The town will again see 18 dockings by Holland America ships, but the larger Oosterdam will replace the Zaandam, bringing up to 250 passengers more each week. Also, Haines will gain the 600-foot Regatta, a 680-passenger vessel catering to upscale clients who are typically bigger spenders in port. Also in 2014, there will be 10 dockings of the Legacy, an 88-passenger vessel sailed by Uncruise Adventures, a company that will include Haines in trips between Juneau and Sitka.

Highway numbers since 2009 show a decline of about 3,000 travelers per year in each direction through the border between May and September.

Independent travelers still outnumber cruise passengers about two to one, but Carlson isn’t optimistic about returning to historic numbers of visitors by road.

Tighter work schedules and higher gas prices have hurt that traffic, she said. Lower 48 residents are more likely to fly in and rent an RV than to drive from the Lower 48, she said, but when they do, their destination is Anchorage, which is generally less expensive than coming into Juneau.

She said she’s hoping to secure funding from the borough for a study that will help identify the demographics of independent visitors, including their ages and place of origin.

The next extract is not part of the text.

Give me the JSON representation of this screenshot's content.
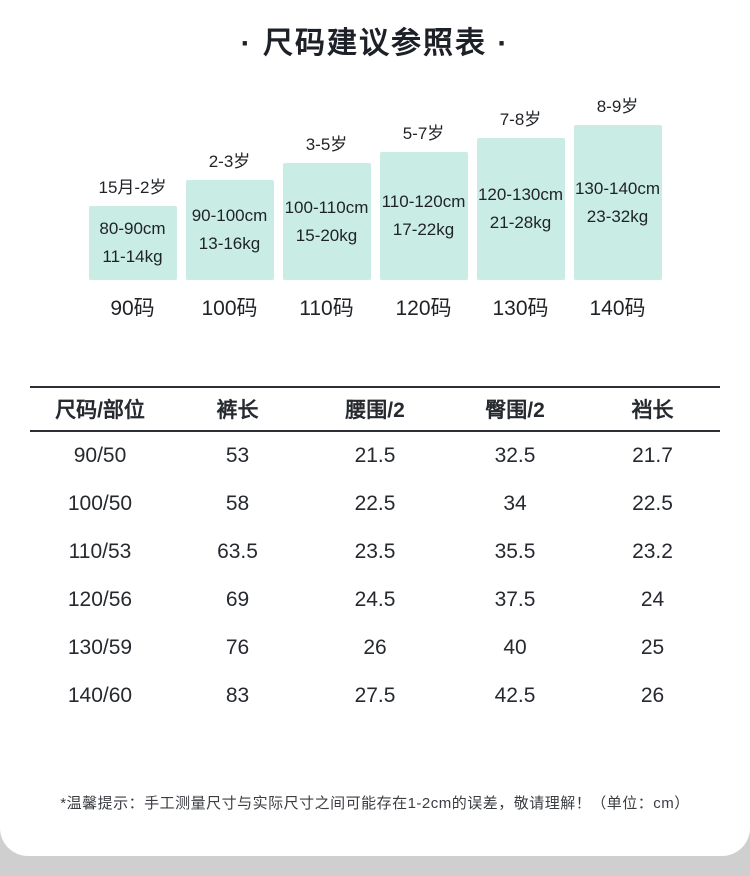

Also, next year for the first time since the 1980s, the State of Alaska will advertise on network TV in prime time.

Such advertising helped boost road traffic to record highs in the early 1990s, but isn’t likely to have that much bounce. “It’s just cheaper to cruise up here,” Carlson said. “But it will also help the independent market.”

Tour-related businesses without a direct tie to cruise ships provided reports similar to tour boat operator Jacobson’s.

Hotel owner Jeff Butcher said the season was “right in the middle” of the previous years, with a slight increase over last year, he said, due in part to two conventions held here this year.

Bookstore operator Tom Heywood said the summer was the store’s slowest. “It was very similar to last summer, the previous lowest.” His numbers have been sinking in the last four to five years, he said.

“Wednesday ships do not create many sales for us,” Heywood said. “We’re trying to figure out a way to diversify to stay afloat.” But road traffic, for the book store, was definitely down, he said.

Fred Shields of the Wild Iris found that business was about the same as last year. “I think there’s been a downward trend.”